I headed for his bathroom to search. “If you miss three hours in a row—” I didn’t finish. It wouldn’t do any good to tell him for the umpteenth time that after three hours with no vital signs from his biosensor, the virus police would call his phone. If no one answered, they’d figure he was dead, and they’d show up on our doorstep.
Among other things, the virus police ran the burn boxes.

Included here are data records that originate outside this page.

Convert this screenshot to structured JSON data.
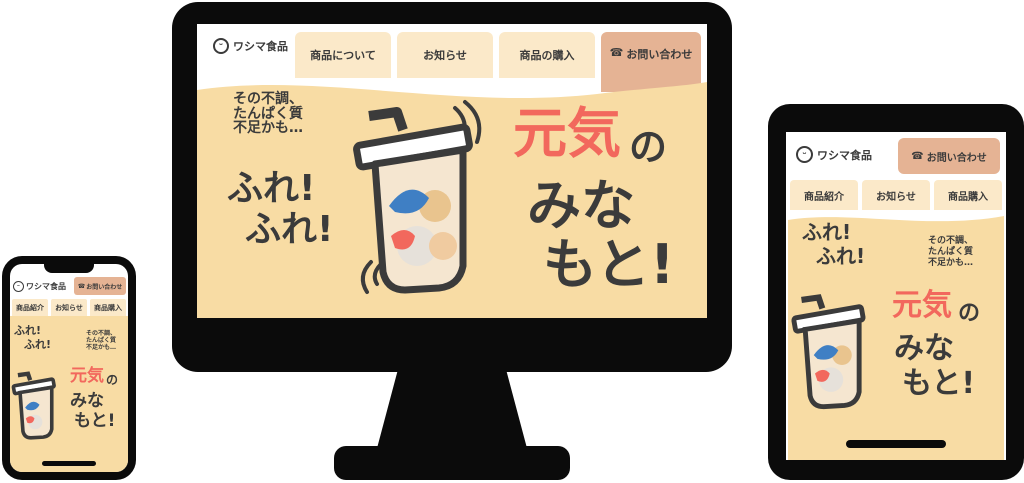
{
  "brand": {
    "name": "ワシマ食品"
  },
  "nav": {
    "products_about": "商品について",
    "news": "お知らせ",
    "purchase": "商品の購入",
    "contact": "お問い合わせ",
    "products_intro": "商品紹介",
    "purchase_short": "商品購入"
  },
  "hero": {
    "subcopy": [
      "その不調、",
      "たんぱく質",
      "不足かも…"
    ],
    "shake": [
      "ふれ!",
      "ふれ!"
    ],
    "headline_accent": "元気",
    "headline_no": "の",
    "headline_rest": [
      "みな",
      "もと!"
    ]
  },
  "icons": {
    "logo": "smiley-face-icon",
    "phone": "phone-icon",
    "cup": "shaker-cup-illustration"
  },
  "colors": {
    "accent": "#f2685d",
    "hero_bg": "#f8dca4",
    "tab_bg": "#fbe9c9",
    "contact_bg": "#e5b394",
    "frame": "#0b0b0b"
  }
}
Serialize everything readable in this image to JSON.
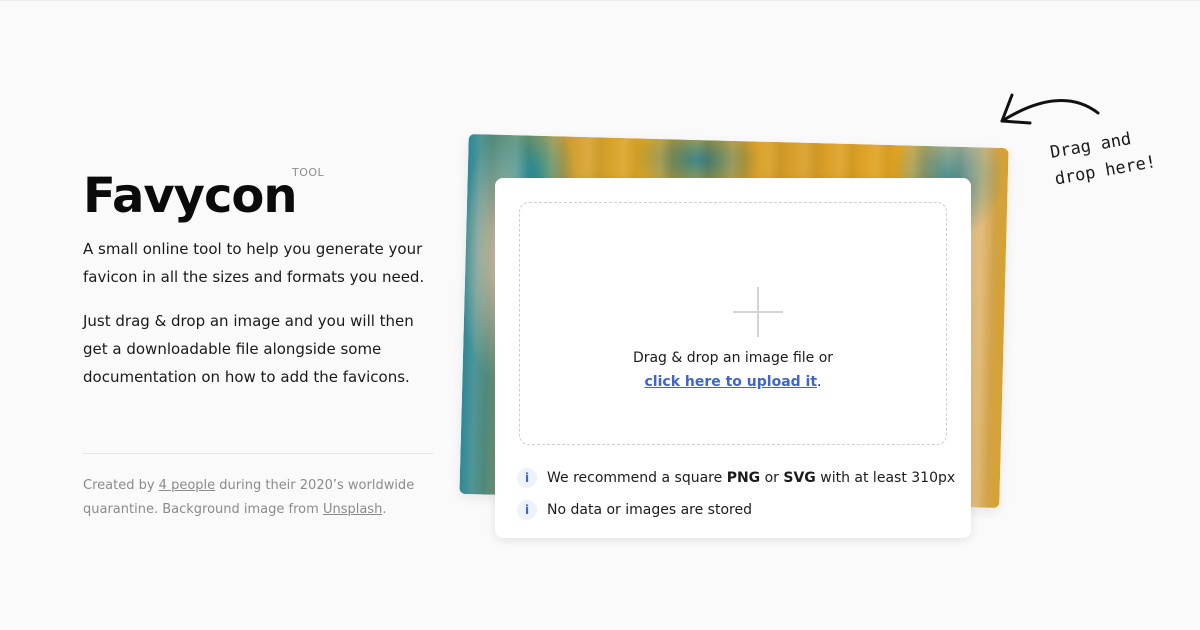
{
  "brand": {
    "title": "Favycon",
    "tag": "TOOL"
  },
  "intro": {
    "paragraph1": "A small online tool to help you generate your favicon in all the sizes and formats you need.",
    "paragraph2": "Just drag & drop an image and you will then get a downloadable file alongside some documentation on how to add the favicons."
  },
  "credits": {
    "prefix": "Created by",
    "people_link": "4 people",
    "middle": "during their 2020’s worldwide quarantine. Background image from",
    "unsplash_link": "Unsplash",
    "suffix": "."
  },
  "dropzone": {
    "text": "Drag & drop an image file or",
    "link": "click here to upload it",
    "link_suffix": "."
  },
  "info": {
    "icon_glyph": "i",
    "row1": {
      "pre": "We recommend a square",
      "png": "PNG",
      "or": "or",
      "svg": "SVG",
      "post": "with at least 310px"
    },
    "row2": "No data or images are stored"
  },
  "callout": {
    "line1": "Drag and",
    "line2": "drop here!"
  },
  "colors": {
    "accent": "#3d63d6",
    "background": "#fafafa"
  },
  "icons": [
    "plus-icon",
    "info-icon",
    "arrow-icon"
  ]
}
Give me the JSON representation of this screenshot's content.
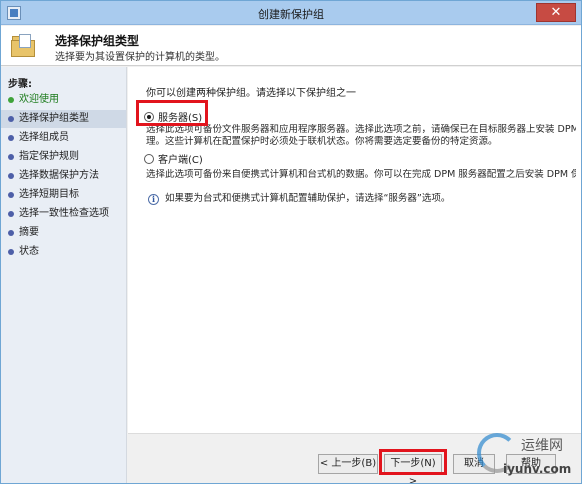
{
  "window": {
    "title": "创建新保护组",
    "close_glyph": "✕"
  },
  "header": {
    "title": "选择保护组类型",
    "subtitle": "选择要为其设置保护的计算机的类型。"
  },
  "steps": {
    "heading": "步骤:",
    "items": [
      {
        "label": "欢迎使用",
        "state": "done"
      },
      {
        "label": "选择保护组类型",
        "state": "current"
      },
      {
        "label": "选择组成员",
        "state": "pending"
      },
      {
        "label": "指定保护规则",
        "state": "pending"
      },
      {
        "label": "选择数据保护方法",
        "state": "pending"
      },
      {
        "label": "选择短期目标",
        "state": "pending"
      },
      {
        "label": "选择一致性检查选项",
        "state": "pending"
      },
      {
        "label": "摘要",
        "state": "pending"
      },
      {
        "label": "状态",
        "state": "pending"
      }
    ]
  },
  "content": {
    "intro": "你可以创建两种保护组。请选择以下保护组之一",
    "server_option": {
      "label": "服务器(S)",
      "selected": true,
      "description_line1": "选择此选项可备份文件服务器和应用程序服务器。选择此选项之前，请确保已在目标服务器上安装 DPM 保护代理",
      "description_line2": "理。这些计算机在配置保护时必须处于联机状态。你将需要选定要备份的特定资源。"
    },
    "client_option": {
      "label": "客户端(C)",
      "selected": false,
      "description": "选择此选项可备份来自便携式计算机和台式机的数据。你可以在完成 DPM 服务器配置之后安装 DPM 保护代理。"
    },
    "info": "如果要为台式和便携式计算机配置辅助保护，请选择“服务器”选项。"
  },
  "footer": {
    "prev": "< 上一步(B)",
    "next": "下一步(N) >",
    "cancel": "取消",
    "help": "帮助"
  },
  "watermark": {
    "brand": "运维网",
    "url": "iyunv.com"
  },
  "colors": {
    "highlight": "#e2141d",
    "titlebar": "#a9cbee",
    "steps_bg": "#e9eef5",
    "close": "#c74b43"
  }
}
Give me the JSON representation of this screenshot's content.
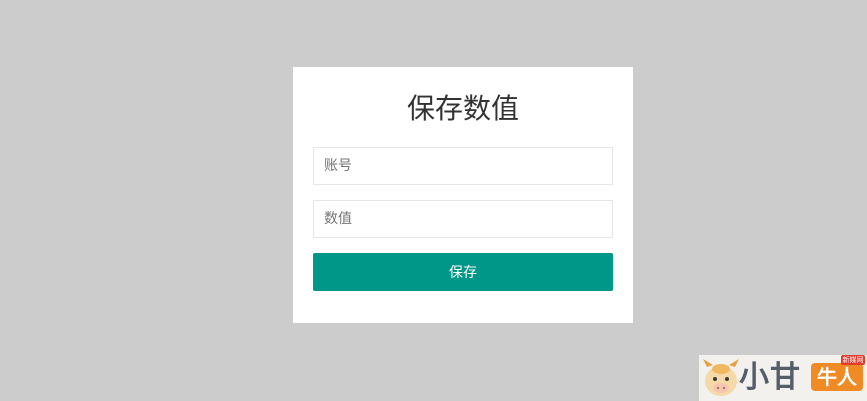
{
  "form": {
    "title": "保存数值",
    "account_placeholder": "账号",
    "value_placeholder": "数值",
    "save_label": "保存"
  },
  "colors": {
    "page_background": "#cccccc",
    "card_background": "#ffffff",
    "button": "#009688"
  },
  "watermark": {
    "brand_text": "小甘",
    "badge_text": "牛人",
    "small_tag": "新媒网",
    "logo_icon": "cow-mascot-icon"
  }
}
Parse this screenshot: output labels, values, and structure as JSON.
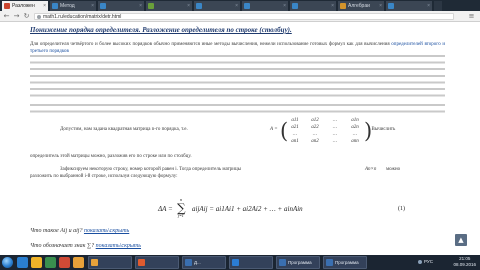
{
  "browser": {
    "tabs": [
      {
        "label": "Разложен",
        "active": true,
        "color": "#c8442f"
      },
      {
        "label": "Метод",
        "active": false,
        "color": "#3a86c6"
      },
      {
        "label": "",
        "active": false,
        "color": "#3a86c6"
      },
      {
        "label": "",
        "active": false,
        "color": "#6a9f3a"
      },
      {
        "label": "",
        "active": false,
        "color": "#3a86c6"
      },
      {
        "label": "",
        "active": false,
        "color": "#3a86c6"
      },
      {
        "label": "",
        "active": false,
        "color": "#3a86c6"
      },
      {
        "label": "Алгебраи",
        "active": false,
        "color": "#d2942c"
      },
      {
        "label": "",
        "active": false,
        "color": "#3a86c6"
      }
    ],
    "url": "math1.ru/education/matrix/detr.html"
  },
  "page": {
    "heading": "Понижение порядка определителя. Разложение определителя по строке (столбцу).",
    "para1": {
      "text": "Для определителя четвёртого и более высоких порядков обычно применяются иные методы вычисления, нежели использование готовых формул как для вычисления",
      "link": "определителей второго и третьего порядков"
    },
    "para2": {
      "lead": "Допустим, нам задана квадратная матрица n-го порядка, т.е.",
      "lhs": "A =",
      "tail": ". Вычислить",
      "continuation": "определитель этой матрицы можно, разложив его по строке или по столбцу."
    },
    "matrix": {
      "rows": [
        [
          "a11",
          "a12",
          "…",
          "a1n"
        ],
        [
          "a21",
          "a22",
          "…",
          "a2n"
        ],
        [
          "…",
          "…",
          "…",
          "…"
        ],
        [
          "an1",
          "an2",
          "…",
          "ann"
        ]
      ]
    },
    "para3": {
      "line1": "Зафиксируем некоторую строку, номер которой равен i. Тогда определитель матрицы",
      "matrix_symbol": "An×n",
      "line1_end": "можно",
      "line2": "разложить по выбранной i-й строке, используя следующую формулу:"
    },
    "formula": {
      "lhs": "ΔA =",
      "sum_top": "n",
      "sum_bottom": "j=1",
      "rhs": "aijAij = ai1Ai1 + ai2Ai2 + … + ainAin",
      "number": "(1)"
    },
    "toggles": [
      {
        "question": "Что такое Aij и aij?",
        "action": "показать\\скрыть"
      },
      {
        "question": "Что обозначает знак ∑?",
        "action": "показать\\скрыть"
      }
    ]
  },
  "taskbar": {
    "pinned_colors": [
      "#2a7fd1",
      "#f0b429",
      "#3a8f4e",
      "#d04a36",
      "#e8a23a"
    ],
    "windows": [
      {
        "label": "",
        "color": "#e8a23a"
      },
      {
        "label": "",
        "color": "#e05b2f"
      },
      {
        "label": "Д...",
        "color": "#3a6fb0"
      },
      {
        "label": "",
        "color": "#2b7cd3"
      },
      {
        "label": "Программа",
        "color": "#3a6fb0"
      },
      {
        "label": "Программа",
        "color": "#3a6fb0"
      }
    ],
    "language": "РУС",
    "time": "21:05",
    "date": "08.09.2016"
  },
  "colors": {
    "heading": "#1f3a6e",
    "link": "#1a4fa0",
    "taskbar": "#1b2532",
    "tabstrip": "#1f2a36"
  }
}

I needed to find Grandpa’s biosensor band, and I needed to find that phone.
2
Piper, my ex, moved out five years back, the summer before the first killer influenza of the 21st century exploded across the globe. It had an official scientific name, but everybody called it Siv2—Swine Influenza Virus Two. By the following Easter, it had killed thirty-nine million people. Nearly one in two hundred worldwide. Few governments back then had propaganda machines powerful enough to make thirty-nine million bodies disappear. So, the world changed. A little at first. More, when the Syrian Measles swamped the global hospital system a year later, killing over a hundred million. That’s when human civilization started its long march to a place it had never been before.
None of us ever imagined it would turn out like it did.
Piper and I had both divorced once before we hooked up. Our relationship lasted six years longer than it should have, suffering a terminal incompatibility that worsened with each passing election—we voted different tickets.